Long-time readers know we disdain the entire WTO process anyway as more political than practical. The WTO has no enforcement powers and sanctions that might be authorized by the WTO against offenders don’t have to be implemented (as in the case of Canada and Brazil) or even applied against the offender’s products–another industry altogether may be sanctioned, a silly and unfair prospect.
C919 assessment: This article provides an assessment of the prospects for the COMAC C919. What’s especially interesting in this article is what we aviation geeks have known all along, and that is China uses Western technology to develop its airplanes (and trains, the article points out). Airbus and Boeing identify China as the next viable competitor in the airliner field, albeit perhaps a generation in the future. But the technology is coming from Airbus, Boeing, Embraer, Bombardier, the engine makers and the supply chain. They are creating their own future competitors.
While China’s industrial espionage contributes to its understanding and acquisition of Western technology, most of it comes from joint ventures between Chinese companies and the Western OEMs and suppliers.
ExIm countdown: The authorization for the US Export-Import Bank expires next month, and Boeing is pulling out all stops to get a recalcitrant Republican Party to agree to extend the life of the bank, reports The Hill, one of the specialty publications that covers the US Congress.
Killing ExIm will put Boeing at a disadvantage to Airbus, which uses and will continue to use European Credit Agencies (ECAs) to support sales of its aircraft. Boeing will have to fall back on its internal Boeing Capital Corp. or attempt to help customers find private financing if ExIm tanks.
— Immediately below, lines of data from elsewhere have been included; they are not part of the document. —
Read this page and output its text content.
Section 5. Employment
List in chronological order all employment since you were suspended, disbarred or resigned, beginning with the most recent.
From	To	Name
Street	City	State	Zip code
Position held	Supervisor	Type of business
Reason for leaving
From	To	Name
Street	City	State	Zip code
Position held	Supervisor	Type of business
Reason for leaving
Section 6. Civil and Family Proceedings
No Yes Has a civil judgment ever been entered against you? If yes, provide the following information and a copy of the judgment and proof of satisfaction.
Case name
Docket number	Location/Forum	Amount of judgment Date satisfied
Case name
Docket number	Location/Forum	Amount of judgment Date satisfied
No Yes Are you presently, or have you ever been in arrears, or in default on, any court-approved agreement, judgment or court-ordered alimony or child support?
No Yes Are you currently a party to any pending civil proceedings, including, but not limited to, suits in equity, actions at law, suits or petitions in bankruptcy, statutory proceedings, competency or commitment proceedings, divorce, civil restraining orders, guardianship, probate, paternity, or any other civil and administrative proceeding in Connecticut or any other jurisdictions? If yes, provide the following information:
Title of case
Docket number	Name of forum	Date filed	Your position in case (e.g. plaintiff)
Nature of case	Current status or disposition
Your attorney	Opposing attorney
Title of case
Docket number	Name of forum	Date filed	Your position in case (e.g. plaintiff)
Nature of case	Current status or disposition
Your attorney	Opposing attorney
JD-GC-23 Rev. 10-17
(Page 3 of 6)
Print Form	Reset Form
Maintenance and power-by-the-hour parts and support contracts are increasingly becoming the deciding factor in deciding which engines and which airplanes will be ordered—it’s no longer a matter of engine price or even operating costs, customers of Airbus and Boeing tell us.
Ten years ago, 30% of engine selection had power-by-the-hour (PBH) contracts attached to them. Today, 70% are connected, says one lessor that has Airbus and Boeing aircraft in its portfolio, and which has ordered new aircraft from each company.
“We’ve seen a huge move in maintenance contracts,” this lessor says.